Des collégiens membres d’un atelier de théâtre, après avoir répété une pièce sur le drame de Fukushima, le 22 février à Hirono. | KAZUHIRO NOGI / AFP

« Tu viens de Fukushima et tu vas bientôt mourir d’une leucémie. » Ces propos, rapportés le 12 janvier par une mère de famille témoignant dans le cadre d’un procès contre la compagnie d’électricité de Tokyo (Tepco), ont été adressés à son fils scolarisé dans une école primaire de la capitale japonaise. « Ça arrivera peut-être au collège », aurait même, d’après la mère, renchéri un professeur. Molesté à plusieurs reprises, l’enfant aurait par ailleurs subi un racket de ses camarades. Et sa mère de déplorer ce véritable harcèlement « simplement parce qu’il est un évacué ».

Outre le choc dû à l’abandon forcé de leur maison après la catastrophe nucléaire de Fukushima de mars 2011, nombre de familles s’efforçant de refaire leur vie ailleurs signalent des actes similaires. Les médias ont rapporté fin 2016 le cas d’un collégien de 13 ans, scolarisé à Yokohama, au sud de la capitale, traité de « germe » par ses camarades de classe qui l’ont racketté et lui ont soutiré 1,5 million de yens (12 200 euros). A Niigata (Nord), un écolier du primaire a subi les mêmes insultes, de la part de ses camarades et de son professeur principal. Ce dernier a nié, mais confronté aux témoignages de plusieurs élèves, il a admis les faits et s’est excusé.

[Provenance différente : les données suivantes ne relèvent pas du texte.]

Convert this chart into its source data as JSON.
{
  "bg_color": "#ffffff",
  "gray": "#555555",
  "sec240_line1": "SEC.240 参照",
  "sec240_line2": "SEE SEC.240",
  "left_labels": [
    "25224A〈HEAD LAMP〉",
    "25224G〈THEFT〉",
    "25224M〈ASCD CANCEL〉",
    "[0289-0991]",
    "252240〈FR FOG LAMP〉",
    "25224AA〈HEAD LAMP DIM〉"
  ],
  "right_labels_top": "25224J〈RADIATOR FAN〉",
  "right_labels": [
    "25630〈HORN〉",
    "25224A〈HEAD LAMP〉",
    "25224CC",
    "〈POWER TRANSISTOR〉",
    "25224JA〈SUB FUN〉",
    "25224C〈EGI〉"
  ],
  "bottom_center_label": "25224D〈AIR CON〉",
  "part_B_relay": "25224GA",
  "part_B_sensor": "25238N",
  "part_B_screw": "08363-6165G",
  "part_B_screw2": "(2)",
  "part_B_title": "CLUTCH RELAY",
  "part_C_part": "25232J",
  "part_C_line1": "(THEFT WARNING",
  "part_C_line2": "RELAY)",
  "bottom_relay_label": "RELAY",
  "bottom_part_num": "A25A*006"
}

Pour les quelque 80 000 évacués de Fukushima, le problème ne se limite pas aux vexations subies par les enfants ni aux craintes d’avoir été exposés aux radiations. Les personnes déplacées redoutent aussi de ne trouver personne avec qui se marier et avoir des enfants, un sentiment rappelant ce qu’ont subi les survivants des bombardements atomiques d’Hiroshima et de Nagasaki.

« Grande tristesse »

Mais c’est surtout la question des dédommagements qui suscite des frictions, car elle alimente les envies. « Pourquoi travaillez-vous, alors que vous recevez de l’argent ? », a-t-on lancé à une femme de 35 ans, qui raconte : « J’ai ressenti une grande tristesse, me demandant si je n’avais pas le droit de travailler. » « J’évite de parler de ma situation, ajoute une autre femme interrogée. J’ai peur que la question des dédommagements soit évoquée et que mes enfants subissent un harcèlement. » D’après un sondage réalisé en janvier et février par le quotidien Asahi et Akira Imai, spécialiste des politiques locales à l’université de Fukushima, plus de 60 % des personnes évacuées disent avoir subi ce type de vexations.

Dans le département même de Fukushima, les tensions sont monnaie courante. « Nous avons eu du mal avec des voisins », raconte Yoshiyuki Shigehara, un agriculteur d’Iitate, l’un des villages évacués après la catastrophe, ayant recréé son exploitation près de la ville de Fukushima. Le fait qu’il ait « touché des dédommagements de Tepco » suscite des jalousies. « Ce problème n’est pas rare », admet Makoto Sugioka, directeur des affaires agricoles de la municipalité d’Iitate.